Centre faces ₹1 trillion revenue hit after fuel tax cuts
What's the story
The Indian government is likely to lose over ₹1 lakh crore in tax revenue in FY27, owing to the recent excise duty cuts on petrol and diesel. The estimate, provided by a senior government official to Moneycontrol, assumes no further changes in excise duty rates for the rest of the year. The official also said that additional revenue from windfall taxes on fuel exports has been considered while estimating this loss.
Duty reduction
Petrol duty slashed from ₹13/liter to ₹3/liter
The government has reduced the excise duty on petrol from ₹13/liter to ₹3/liter.
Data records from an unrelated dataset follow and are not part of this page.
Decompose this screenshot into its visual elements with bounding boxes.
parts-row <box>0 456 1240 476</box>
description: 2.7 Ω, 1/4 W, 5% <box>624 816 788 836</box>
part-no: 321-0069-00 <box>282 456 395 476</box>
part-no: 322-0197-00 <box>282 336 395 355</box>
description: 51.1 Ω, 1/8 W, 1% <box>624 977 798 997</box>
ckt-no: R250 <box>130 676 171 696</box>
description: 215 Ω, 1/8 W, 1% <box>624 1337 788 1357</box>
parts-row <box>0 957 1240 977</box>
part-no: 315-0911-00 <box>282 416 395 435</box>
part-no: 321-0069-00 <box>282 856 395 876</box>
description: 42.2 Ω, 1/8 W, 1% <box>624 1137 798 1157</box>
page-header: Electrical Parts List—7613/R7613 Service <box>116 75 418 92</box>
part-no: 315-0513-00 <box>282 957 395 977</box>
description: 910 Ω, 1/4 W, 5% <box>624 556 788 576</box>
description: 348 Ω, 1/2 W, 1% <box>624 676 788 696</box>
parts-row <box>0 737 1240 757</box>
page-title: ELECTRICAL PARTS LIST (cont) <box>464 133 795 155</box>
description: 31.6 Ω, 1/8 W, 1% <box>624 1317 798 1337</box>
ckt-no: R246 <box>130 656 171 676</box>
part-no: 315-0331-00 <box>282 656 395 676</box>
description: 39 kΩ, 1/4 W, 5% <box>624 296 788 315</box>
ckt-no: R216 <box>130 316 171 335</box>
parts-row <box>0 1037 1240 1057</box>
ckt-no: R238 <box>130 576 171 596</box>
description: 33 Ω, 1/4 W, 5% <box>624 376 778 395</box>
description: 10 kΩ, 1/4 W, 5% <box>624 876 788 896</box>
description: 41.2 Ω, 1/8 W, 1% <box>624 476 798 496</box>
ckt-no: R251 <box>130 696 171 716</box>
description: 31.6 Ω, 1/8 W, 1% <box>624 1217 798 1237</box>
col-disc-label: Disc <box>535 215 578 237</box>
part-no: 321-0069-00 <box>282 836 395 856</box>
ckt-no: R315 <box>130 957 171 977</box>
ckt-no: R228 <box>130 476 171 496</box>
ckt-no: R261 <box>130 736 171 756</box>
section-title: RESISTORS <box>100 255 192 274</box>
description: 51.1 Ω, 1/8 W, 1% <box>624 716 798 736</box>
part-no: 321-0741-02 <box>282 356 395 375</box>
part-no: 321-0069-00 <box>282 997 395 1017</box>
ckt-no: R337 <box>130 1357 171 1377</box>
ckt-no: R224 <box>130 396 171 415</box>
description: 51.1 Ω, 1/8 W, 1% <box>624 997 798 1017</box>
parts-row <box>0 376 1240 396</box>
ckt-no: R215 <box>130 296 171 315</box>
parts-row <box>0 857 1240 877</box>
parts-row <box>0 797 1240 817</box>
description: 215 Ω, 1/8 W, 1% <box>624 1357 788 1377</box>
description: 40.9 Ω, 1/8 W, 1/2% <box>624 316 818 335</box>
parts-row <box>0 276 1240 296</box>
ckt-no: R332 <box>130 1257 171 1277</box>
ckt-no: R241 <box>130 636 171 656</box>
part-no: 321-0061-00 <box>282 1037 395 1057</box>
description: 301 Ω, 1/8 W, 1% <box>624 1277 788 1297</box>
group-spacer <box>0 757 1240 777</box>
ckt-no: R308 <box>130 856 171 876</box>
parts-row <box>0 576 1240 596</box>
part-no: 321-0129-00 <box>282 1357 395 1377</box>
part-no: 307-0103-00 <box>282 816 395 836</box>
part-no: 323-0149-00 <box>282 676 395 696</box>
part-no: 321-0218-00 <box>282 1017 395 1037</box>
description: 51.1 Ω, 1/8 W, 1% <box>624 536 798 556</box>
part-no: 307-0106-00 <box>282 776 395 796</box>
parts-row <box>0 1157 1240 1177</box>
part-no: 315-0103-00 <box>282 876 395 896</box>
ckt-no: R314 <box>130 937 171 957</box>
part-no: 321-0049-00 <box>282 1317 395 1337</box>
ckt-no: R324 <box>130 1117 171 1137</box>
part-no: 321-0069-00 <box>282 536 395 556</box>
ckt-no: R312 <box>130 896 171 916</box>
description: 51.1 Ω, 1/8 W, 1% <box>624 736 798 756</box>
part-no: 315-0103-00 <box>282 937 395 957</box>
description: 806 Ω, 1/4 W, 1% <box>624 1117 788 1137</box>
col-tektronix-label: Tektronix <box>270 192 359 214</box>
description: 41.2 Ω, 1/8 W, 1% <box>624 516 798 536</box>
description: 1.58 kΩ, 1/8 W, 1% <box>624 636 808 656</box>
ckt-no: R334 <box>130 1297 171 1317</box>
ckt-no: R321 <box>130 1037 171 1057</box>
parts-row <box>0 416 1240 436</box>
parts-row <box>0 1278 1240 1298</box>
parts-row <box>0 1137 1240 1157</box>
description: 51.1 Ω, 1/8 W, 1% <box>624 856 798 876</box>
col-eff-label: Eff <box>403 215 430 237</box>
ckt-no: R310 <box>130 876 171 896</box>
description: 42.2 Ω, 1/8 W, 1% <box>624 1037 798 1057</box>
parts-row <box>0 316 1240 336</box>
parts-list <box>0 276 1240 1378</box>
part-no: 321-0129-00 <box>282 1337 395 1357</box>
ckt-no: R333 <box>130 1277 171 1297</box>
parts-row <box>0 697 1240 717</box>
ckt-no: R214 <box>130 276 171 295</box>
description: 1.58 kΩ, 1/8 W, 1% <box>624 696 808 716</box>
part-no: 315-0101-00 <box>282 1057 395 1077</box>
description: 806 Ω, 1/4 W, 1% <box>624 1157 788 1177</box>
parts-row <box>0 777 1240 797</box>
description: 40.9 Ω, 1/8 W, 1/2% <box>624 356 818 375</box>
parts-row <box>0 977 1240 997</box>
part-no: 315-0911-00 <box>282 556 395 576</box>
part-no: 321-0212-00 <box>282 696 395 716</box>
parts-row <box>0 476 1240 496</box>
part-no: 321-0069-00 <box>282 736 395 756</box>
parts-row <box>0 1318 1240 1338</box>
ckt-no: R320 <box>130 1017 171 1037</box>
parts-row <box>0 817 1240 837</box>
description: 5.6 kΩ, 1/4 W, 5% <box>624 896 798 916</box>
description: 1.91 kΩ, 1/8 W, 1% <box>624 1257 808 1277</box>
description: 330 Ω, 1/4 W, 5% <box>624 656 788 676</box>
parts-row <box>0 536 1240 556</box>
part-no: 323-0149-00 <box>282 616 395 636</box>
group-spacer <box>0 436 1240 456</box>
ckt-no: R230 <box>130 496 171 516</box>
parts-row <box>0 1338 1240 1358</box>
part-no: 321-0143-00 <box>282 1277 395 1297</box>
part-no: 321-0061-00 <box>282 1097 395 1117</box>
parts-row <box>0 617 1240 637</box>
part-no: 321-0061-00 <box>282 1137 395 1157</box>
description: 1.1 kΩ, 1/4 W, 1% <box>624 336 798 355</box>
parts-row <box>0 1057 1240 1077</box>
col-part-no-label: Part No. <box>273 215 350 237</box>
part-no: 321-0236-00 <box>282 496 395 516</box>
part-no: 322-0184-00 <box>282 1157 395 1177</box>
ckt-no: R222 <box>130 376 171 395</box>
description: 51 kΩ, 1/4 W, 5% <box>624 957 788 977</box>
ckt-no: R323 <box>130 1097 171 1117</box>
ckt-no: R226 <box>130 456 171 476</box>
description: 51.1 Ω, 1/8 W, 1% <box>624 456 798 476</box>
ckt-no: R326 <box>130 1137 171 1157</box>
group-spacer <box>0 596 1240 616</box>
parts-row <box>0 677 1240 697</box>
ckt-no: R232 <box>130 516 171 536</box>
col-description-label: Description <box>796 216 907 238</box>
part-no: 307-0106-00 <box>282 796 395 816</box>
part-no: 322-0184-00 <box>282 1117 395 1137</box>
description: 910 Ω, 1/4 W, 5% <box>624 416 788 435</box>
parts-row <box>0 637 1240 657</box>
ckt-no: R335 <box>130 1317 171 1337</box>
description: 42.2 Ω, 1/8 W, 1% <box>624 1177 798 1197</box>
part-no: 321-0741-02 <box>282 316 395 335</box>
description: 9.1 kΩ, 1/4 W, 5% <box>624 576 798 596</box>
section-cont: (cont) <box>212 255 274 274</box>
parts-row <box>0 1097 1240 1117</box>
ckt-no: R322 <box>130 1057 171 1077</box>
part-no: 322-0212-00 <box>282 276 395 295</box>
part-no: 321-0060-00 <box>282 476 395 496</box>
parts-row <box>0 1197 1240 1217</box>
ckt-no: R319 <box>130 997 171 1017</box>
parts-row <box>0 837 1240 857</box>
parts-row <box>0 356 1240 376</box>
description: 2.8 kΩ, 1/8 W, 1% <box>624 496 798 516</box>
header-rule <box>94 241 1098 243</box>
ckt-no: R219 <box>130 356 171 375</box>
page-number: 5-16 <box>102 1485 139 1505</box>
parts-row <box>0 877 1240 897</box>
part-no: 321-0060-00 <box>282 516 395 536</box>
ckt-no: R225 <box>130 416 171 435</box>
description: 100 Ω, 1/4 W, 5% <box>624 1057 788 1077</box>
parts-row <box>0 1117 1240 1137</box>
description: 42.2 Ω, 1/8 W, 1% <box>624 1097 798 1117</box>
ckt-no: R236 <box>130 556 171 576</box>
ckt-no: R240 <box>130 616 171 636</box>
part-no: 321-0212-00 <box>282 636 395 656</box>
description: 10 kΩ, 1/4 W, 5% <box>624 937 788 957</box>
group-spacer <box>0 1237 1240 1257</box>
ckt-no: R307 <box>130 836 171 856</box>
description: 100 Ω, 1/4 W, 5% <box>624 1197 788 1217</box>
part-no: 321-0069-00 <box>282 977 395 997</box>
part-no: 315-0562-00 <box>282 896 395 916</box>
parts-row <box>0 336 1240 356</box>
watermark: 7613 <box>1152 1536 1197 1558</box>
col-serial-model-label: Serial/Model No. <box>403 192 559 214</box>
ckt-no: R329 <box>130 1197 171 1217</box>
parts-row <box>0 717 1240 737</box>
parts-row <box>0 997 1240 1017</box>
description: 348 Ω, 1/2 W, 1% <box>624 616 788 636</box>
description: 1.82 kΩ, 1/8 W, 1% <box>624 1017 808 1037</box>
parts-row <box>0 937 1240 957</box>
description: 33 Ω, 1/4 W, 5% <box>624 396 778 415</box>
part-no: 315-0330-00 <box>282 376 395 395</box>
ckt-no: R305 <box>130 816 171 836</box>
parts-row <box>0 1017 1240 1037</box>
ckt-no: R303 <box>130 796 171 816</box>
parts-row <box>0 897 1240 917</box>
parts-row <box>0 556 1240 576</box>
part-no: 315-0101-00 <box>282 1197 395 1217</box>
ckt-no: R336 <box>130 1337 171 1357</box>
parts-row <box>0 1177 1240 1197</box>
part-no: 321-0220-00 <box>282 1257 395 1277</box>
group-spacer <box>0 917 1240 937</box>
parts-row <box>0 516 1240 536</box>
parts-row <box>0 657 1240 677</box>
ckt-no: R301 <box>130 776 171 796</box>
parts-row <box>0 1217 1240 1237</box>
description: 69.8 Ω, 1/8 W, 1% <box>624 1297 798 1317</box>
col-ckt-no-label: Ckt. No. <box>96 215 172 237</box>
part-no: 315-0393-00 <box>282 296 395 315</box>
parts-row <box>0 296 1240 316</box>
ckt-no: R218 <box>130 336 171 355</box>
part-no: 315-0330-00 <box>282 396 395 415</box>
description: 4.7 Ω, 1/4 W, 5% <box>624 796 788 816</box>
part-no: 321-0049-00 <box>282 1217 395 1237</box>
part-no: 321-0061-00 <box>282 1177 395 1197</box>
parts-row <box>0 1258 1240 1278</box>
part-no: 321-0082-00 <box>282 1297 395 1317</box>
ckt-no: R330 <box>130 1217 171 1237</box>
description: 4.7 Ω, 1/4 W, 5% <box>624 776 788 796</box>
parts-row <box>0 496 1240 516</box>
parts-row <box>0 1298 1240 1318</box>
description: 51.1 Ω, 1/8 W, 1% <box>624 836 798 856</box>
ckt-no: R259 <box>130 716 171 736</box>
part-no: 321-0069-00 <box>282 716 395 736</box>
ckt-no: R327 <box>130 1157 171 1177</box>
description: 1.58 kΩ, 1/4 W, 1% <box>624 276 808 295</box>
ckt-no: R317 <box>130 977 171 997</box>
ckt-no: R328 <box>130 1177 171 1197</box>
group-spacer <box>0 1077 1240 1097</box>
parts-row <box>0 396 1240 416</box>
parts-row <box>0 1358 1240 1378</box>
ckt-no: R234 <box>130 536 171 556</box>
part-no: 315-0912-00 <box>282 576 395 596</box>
For diesel, the duty has been slashed from ₹10/liter to nil. However, a duty of ₹21.5/liter has been imposed on diesel exports and ₹29.5/liter on jet fuel exports. This is done to ensure that essential products remain available domestically amid the West Asia crisis disrupting global energy supplies.
Consumption impact
Daily revenue loss for center
India's daily fuel consumption stands at around 450-600 million liters, with diesel accounting for 300-350 million liters and petrol for 150-250 million liters. A senior source told Moneycontrol that a ₹10/liter cut in excise would result in a daily revenue loss of ₹450 crore to ₹500 crore for the central government. Annually, this could amount to an estimated ₹1.6 lakh crore to ₹1.8 lakh crore.
Trade-off details
Government has taken a huge hit on its taxation revenues
On a full-year basis, India consumes some 175 billion liters of auto fuel—115 billion liters of diesel and 60 billion liters of petrol. A ₹10/liter excise cut means the government is foregoing nearly ₹1.75 lakh crore in revenue. Petroleum Minister Hardeep Singh Puri said that the government has taken a huge hit on its taxation revenues to ensure "losses of oil companies (approximately ₹24/liter for petrol and ₹30/liter for diesel) at this time of sky-high international prices are reduced."
Tax imposition
Export tax imposed as international prices of petrol, diesel skyrocket
Puri added that an export tax has been imposed as international prices of petrol and diesel have skyrocketed. "Any refinery exporting to foreign nations will have to pay export tax," he said. The government's move comes as Brent crude remains volatile near $100 a barrel, having recently touched peaks of $119 following military strikes on Iranian infrastructure.